1974; Dial and Wainright 1983). Most of those in Dade County probably
escaped from aquarium-fish farms. At one locality, their establishment
resulted from an introduction for aquatic plant control by a developer
(Courtenay et al. 1984). The Mozambique tilapia seems to have maintained
populations in canals where it was originally found in Dade County, Florida.
It seemingly has not spread over any appreciable distance in recent years in
southern Florida. No Mozambique tilapia were found during the surveys of
nonindigenous fishes in the Indian River system by Jennings and Williams
(1992).
Lower lethal-temperature tests indicated that this
fish stops feeding at 15.6 C; individuals began to die at 14.4 C, and all
individuala were dead at 8.3 - 9.4 C (Kelly 1955). Kelly (1955) concluded
that this species could not survive winter conditions throughout most of the
Southeast.
Kelly (1955) conducted food studies that revealed
diet overlap of this species with native species. Studies in its native
range of South Africa indicated that young of this species fed mainly on
detritus and neuston in eulittoral pools and in shallow margins along shore.
Adults fed mainly on detritus, periphyton, and insects in shallow water (Bruton
and Boltt 1975). Kelly (1955) reported that the diet of this species was
mainly composed of planktonic forms of plants and animals. Wieland et al.
(1982) compiled a complete biological synopsis on this species.
Hybrid crosses of this species with other tilapia
species have been used in Florida and elsewhere in the United States for
aquaculture (Wieland et al. 1985). Most culture of this species in Florida
is used for brood stock to establish and supply aquaculture facilities in
foreign countries. This species has a tendency toward overpopulating waters
and toward having stunted growth, thus making it a problem in culture and in
the open waters (Wieland et al. 1985). Swingle (1958) discussed the use of
this species for culture in ponds. Most commercially sold tilapia in Florida
are blue tilapia, not Mozambique tilapia.

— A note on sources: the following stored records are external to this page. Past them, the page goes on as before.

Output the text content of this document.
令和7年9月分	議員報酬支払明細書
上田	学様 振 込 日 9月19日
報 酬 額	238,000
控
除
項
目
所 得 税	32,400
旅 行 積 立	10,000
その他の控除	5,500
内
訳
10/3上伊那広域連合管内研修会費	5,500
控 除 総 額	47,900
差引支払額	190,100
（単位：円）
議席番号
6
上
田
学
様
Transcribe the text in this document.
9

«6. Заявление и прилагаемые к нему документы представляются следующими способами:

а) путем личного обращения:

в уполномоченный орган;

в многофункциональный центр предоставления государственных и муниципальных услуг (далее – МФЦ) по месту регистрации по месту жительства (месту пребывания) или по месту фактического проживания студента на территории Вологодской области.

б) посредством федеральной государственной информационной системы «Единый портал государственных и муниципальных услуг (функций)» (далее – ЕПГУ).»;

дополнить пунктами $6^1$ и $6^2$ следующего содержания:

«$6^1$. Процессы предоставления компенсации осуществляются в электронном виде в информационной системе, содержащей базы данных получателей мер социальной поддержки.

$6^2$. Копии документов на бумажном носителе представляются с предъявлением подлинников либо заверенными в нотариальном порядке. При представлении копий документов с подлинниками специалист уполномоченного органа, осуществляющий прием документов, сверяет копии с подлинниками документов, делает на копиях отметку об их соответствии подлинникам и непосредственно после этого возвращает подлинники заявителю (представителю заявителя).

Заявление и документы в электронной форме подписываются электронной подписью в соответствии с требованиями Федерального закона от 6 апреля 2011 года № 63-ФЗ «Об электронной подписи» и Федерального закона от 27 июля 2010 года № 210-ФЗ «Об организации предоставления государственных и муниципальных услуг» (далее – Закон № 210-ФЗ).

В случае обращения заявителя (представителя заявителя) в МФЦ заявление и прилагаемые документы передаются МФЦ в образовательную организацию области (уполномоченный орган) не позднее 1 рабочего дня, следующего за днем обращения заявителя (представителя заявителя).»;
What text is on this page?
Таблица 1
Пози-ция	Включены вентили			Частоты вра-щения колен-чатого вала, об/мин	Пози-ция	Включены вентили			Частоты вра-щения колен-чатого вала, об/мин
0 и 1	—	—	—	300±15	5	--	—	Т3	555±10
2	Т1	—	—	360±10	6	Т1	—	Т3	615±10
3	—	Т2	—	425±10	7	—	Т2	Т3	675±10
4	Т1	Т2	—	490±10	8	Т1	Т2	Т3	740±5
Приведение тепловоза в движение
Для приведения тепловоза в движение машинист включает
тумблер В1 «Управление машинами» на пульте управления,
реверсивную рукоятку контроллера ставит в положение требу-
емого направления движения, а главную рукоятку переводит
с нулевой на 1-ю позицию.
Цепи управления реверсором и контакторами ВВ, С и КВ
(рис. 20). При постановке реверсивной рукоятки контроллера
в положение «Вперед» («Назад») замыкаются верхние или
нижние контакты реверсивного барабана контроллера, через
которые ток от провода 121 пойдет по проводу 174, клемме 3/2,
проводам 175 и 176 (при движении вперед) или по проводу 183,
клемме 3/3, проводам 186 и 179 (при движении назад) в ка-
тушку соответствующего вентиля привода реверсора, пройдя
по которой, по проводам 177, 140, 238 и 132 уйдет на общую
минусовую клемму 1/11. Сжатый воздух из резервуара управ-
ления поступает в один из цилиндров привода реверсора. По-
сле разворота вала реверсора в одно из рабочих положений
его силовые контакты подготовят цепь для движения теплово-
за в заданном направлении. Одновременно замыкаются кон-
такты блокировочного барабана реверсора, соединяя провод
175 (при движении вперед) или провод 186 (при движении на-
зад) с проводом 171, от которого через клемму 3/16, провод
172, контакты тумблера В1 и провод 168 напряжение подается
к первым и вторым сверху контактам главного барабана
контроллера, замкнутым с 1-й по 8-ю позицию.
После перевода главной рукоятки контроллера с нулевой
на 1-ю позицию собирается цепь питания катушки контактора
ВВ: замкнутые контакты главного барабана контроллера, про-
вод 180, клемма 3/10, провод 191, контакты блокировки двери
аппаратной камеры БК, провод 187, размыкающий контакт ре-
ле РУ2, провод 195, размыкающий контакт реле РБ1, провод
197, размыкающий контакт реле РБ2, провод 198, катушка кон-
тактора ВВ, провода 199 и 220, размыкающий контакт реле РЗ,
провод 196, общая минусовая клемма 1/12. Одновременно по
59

The Mozambique tilapia was introduced into open
waters as a weed-control agent in Arizona (Minckley 1973) and as control
agents of aquatic plants, mosquitos, and chironomids in California (Knaggs
1977; Legner and Pelsue 1977) and elsewhere in the world. Its ability to
control nuisance aquatic plants is now considered questionable because its
well being seems to depend on the availability of other food. The
destruction of higher plants seems to be the result of the tilapia scraping
the periphyton from the leaves and from the stalks of the plants. In doing
so, the Mozambique tilapia injure the plants enough to control their growth
(Wieland et al. 1985). Released individuals of these species to control
weeds in California created established, overpopulating populations that are
replacing native species, especially in estuaries (Knaggs 1977; Legner et
al. 1980).
Redbelly Tilapia (Tilapia zilli). This
species of tilapia occurs in Africa in the Bandama, Benue, Chari, Ituri,
Niger, Sassandra, Senegal, Ubangi, Uele, Volta rivers; in lakes Albert,
Chad, and George; and in the Near East in the Jordan River (Thys van den
Audenaerde 1968).
In Florida, the species was established in a
rockpit near Perrine, Dade County, but was eradicated by personnel of the
Florida Game and Fresh Water Fish Commission (Courtenay et al. 1984). Prior
to its eradication, it hybridized with introduced spotted tilapia (Taylor et
al. 1986). The redbelly tilapia recently was found in several mosquito
drainage ditches on Big Pine Key, Monroe County, Florida.
Congo Tilapia (Tilapia rendalli). This
species, formerly identified as T. melanopleura, was studied as a
possible biological control agent of aquatic plants at Lake Wales, Polk
County. The studies revealed that it was highly aggressive, potentially
threatening to native vegetation, and capable of causing problematic
management of native fishes and waterfowl; therefore, the research was
terminated and the population destroyed (Courtenay et al. 1974).